Visual Usability

A book on principles and practices for designing digital applications.

Our work involves constantly reconciling use and appearance. This isn't a new or novel struggle; it's inherent to designing, and evident in the gap between applications that look great and those that are highly functional.

Digital interfaces rely on common visual design tools to communicate – layout, type, color, and imagery, along with controls and affordances. We've written Visual Usability: Principles and Practices for Designing Digital Applications to provide a common language for defining and evaluating visual user interfaces that's grounded in how people perceive and interpret what they see.

Visual Usability provides simple, clear frameworks for designing web and mobile interfaces for meaning and appeal. It helps application design and development teams make interface decisions by focusing on three "meta-principles" we believe form the foundation of great application visual design: consistency, hierarchy, and personality. Each chapter offers guidance on how to make strategic decisions about layout, type, color, imagery, and controls and affordances that will bridge the gap between beautiful and useful applications.

We're thrilled to announce that the book is now available on Amazon.com, bn.com, and Elsevier.com! We hope you check it out, and that it provides value to your team.

Features

  • A practical case study shows and discusses design decisions for mobile, web, and tablet applications.
  • Each chapter ends with recommendations for applying guiding principles to your work.

Reviews

"Unlike many simplistic show-and-tell how-tos, this thoughtful, serious, and clearly written book is organized to first provide the logic for design decisions and then the tools to make them. This approach delivers a deep appreciation for designing intuitive digital applications that promote understanding and satisfaction for the user."

– Chris Pullman, senior critic, Yale School of Art, and former VP of design and branding, WGBH Boston

"This book provides very valuable information on how to improve the usability of visual human-computer interfaces. All of the chapters will interest researchers, practitioners, and students of usability, human-computer interaction, interaction design, graphic design, and other related fields who want to know more about the important and expanding area of visual usability."

Computing Reviews, May 28, 2014

"[A]n excellent choice for the instructor looking for a textbook detailing the major principles and practices of designing Web site or mobile device interfaces. Particularly effective is the authors' running critique of the USDA Web site, SuperTracker, for its strengths and weaknesses in visual usability."

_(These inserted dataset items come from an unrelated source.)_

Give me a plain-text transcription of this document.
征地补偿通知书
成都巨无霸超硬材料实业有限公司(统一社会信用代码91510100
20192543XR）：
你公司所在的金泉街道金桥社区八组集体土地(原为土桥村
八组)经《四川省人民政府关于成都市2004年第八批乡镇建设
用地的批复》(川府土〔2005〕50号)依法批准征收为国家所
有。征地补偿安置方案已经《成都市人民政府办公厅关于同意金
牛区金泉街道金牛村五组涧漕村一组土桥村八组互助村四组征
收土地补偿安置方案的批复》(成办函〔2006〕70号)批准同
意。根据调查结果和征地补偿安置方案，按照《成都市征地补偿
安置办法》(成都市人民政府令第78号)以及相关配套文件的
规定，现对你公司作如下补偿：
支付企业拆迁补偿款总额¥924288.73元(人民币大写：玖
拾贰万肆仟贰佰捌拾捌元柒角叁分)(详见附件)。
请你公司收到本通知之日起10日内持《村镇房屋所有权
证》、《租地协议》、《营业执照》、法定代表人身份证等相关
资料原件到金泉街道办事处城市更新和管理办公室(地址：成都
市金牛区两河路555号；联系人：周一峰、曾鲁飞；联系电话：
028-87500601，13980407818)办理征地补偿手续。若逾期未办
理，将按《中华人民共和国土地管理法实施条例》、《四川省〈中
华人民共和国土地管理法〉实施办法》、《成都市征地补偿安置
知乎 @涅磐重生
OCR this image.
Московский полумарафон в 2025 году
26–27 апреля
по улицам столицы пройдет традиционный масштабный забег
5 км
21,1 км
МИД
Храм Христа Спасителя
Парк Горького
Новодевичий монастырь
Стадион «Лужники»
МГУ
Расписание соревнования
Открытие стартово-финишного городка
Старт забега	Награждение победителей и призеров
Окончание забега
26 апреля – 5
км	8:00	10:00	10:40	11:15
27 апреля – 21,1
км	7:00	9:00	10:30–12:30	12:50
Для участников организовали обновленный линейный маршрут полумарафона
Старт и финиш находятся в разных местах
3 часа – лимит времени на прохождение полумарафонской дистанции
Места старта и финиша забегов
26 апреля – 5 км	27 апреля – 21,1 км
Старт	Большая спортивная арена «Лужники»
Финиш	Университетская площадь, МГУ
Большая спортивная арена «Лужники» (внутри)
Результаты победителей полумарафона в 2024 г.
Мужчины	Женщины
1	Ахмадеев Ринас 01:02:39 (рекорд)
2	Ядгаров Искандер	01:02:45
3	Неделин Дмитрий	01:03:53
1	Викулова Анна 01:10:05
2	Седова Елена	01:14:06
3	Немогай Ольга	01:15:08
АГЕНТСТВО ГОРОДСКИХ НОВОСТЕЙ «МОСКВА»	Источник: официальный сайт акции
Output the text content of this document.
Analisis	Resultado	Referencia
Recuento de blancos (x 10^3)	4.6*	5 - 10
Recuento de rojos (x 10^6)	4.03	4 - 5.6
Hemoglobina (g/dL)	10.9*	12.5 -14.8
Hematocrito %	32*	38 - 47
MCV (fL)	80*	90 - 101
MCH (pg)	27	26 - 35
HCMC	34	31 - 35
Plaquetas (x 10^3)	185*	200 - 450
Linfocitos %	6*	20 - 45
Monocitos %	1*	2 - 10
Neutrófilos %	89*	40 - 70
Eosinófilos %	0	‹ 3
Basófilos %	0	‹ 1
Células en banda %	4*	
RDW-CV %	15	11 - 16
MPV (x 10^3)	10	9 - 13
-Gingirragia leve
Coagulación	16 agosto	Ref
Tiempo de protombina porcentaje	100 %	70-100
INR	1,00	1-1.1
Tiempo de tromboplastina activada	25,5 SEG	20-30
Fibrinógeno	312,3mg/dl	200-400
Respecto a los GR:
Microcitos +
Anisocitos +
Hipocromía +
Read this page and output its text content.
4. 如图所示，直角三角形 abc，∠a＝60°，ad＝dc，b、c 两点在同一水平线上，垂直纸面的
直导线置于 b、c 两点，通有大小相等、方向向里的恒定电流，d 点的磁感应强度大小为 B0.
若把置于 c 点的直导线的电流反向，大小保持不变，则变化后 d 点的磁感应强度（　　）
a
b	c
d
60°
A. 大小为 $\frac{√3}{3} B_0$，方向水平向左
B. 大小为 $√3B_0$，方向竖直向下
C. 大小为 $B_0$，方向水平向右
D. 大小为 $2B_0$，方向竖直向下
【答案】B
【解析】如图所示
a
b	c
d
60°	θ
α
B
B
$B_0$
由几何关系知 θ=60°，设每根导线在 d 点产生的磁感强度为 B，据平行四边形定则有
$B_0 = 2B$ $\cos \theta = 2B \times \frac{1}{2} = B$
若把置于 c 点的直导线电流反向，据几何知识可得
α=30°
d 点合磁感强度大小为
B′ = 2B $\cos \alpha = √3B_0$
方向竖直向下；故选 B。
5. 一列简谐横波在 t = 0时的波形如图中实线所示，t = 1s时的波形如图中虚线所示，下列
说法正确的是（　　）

Technical Communication, May 2014

Authors

Tania Schlatter and Deborah Levinson work with developers and business owners to research and design application interfaces that help people work, find, learn, and connect. Through their firm, Nimble Partners, they have worked with over 15 departments at the Massachusetts Institute of Technology, designed suites of productivity applications, helped launch social good and digital magazine start ups, and consulted with e-commerce sites.

Tania and Debby met, and together designed, the first website for a Boston university in 1996. Fortunately, they've learned a lot since then.